Yūki-tsumugi (結城紬) is a variety of silk cloth produced in Japan, chiefly in Yūki in Ibaraki Prefecture. It is designated as one of the Important Intangible Cultural Properties of Japan, and has also been inscribed on the UNESCO Representative List of the Intangible Cultural Heritage of Humanity.

==History==
The traditional history of yūki-tsumugi traces its origin to a crafthouse known as Nagahatabeno Ashiginu during the reign of the legendary Emperor Sujin.

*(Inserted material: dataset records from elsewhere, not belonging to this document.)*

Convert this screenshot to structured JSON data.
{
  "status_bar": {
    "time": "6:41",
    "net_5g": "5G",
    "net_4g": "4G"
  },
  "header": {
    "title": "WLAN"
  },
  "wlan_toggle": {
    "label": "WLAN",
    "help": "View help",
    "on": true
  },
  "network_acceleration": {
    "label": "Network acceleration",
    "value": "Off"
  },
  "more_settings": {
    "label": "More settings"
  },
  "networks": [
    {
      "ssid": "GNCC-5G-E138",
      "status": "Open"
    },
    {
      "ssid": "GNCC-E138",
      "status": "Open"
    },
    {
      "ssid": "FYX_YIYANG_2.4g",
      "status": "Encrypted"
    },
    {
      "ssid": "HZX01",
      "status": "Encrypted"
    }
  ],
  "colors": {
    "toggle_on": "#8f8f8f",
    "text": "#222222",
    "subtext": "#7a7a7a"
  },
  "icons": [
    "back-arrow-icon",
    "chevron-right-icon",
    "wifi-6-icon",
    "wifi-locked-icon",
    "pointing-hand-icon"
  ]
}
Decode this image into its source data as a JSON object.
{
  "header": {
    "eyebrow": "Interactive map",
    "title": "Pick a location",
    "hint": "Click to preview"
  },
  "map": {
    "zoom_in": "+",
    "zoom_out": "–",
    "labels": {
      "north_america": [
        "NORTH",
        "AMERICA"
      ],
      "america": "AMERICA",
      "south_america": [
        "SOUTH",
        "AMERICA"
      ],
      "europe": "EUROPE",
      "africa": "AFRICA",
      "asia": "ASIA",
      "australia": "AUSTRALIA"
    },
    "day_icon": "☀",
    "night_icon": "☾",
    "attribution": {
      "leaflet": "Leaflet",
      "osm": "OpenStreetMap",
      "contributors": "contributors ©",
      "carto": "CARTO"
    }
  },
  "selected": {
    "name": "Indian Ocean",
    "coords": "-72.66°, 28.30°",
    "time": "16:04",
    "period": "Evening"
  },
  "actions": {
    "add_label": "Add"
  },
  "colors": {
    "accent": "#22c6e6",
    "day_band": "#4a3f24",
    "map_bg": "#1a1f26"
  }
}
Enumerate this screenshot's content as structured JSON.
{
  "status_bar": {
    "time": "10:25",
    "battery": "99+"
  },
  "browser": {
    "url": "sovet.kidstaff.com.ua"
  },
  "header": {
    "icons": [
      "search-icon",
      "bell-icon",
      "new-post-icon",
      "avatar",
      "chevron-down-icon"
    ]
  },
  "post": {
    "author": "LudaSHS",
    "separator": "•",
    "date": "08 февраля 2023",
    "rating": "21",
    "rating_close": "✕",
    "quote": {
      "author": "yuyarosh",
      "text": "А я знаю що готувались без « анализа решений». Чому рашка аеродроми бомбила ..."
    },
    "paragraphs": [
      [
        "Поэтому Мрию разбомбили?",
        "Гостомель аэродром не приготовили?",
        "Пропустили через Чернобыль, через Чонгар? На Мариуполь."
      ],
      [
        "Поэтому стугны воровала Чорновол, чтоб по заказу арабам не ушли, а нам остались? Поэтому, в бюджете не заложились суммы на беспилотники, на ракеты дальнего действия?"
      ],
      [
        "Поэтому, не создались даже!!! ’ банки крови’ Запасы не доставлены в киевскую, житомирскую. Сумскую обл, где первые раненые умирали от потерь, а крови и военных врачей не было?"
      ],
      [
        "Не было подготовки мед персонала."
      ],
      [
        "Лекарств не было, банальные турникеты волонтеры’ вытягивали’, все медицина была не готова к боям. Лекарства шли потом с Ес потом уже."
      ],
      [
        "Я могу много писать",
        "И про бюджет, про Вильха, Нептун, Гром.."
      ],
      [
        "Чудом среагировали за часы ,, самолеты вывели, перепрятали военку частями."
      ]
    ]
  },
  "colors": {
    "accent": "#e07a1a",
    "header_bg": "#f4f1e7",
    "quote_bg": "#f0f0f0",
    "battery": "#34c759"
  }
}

Knowledge of the method of silk production, developed by its founder, Ooyanomikoto, was said to have immediately spread out to the Yūki district and beyond.

Another account identified the Muromachi period (14th–16th century) as the period when yūki-tsumugi was developed. It is said that the feudal lord of a farmer family in the Hitachi Province sent tsumugi fabric to a governor called Kamakura Kanryo every year as a gift.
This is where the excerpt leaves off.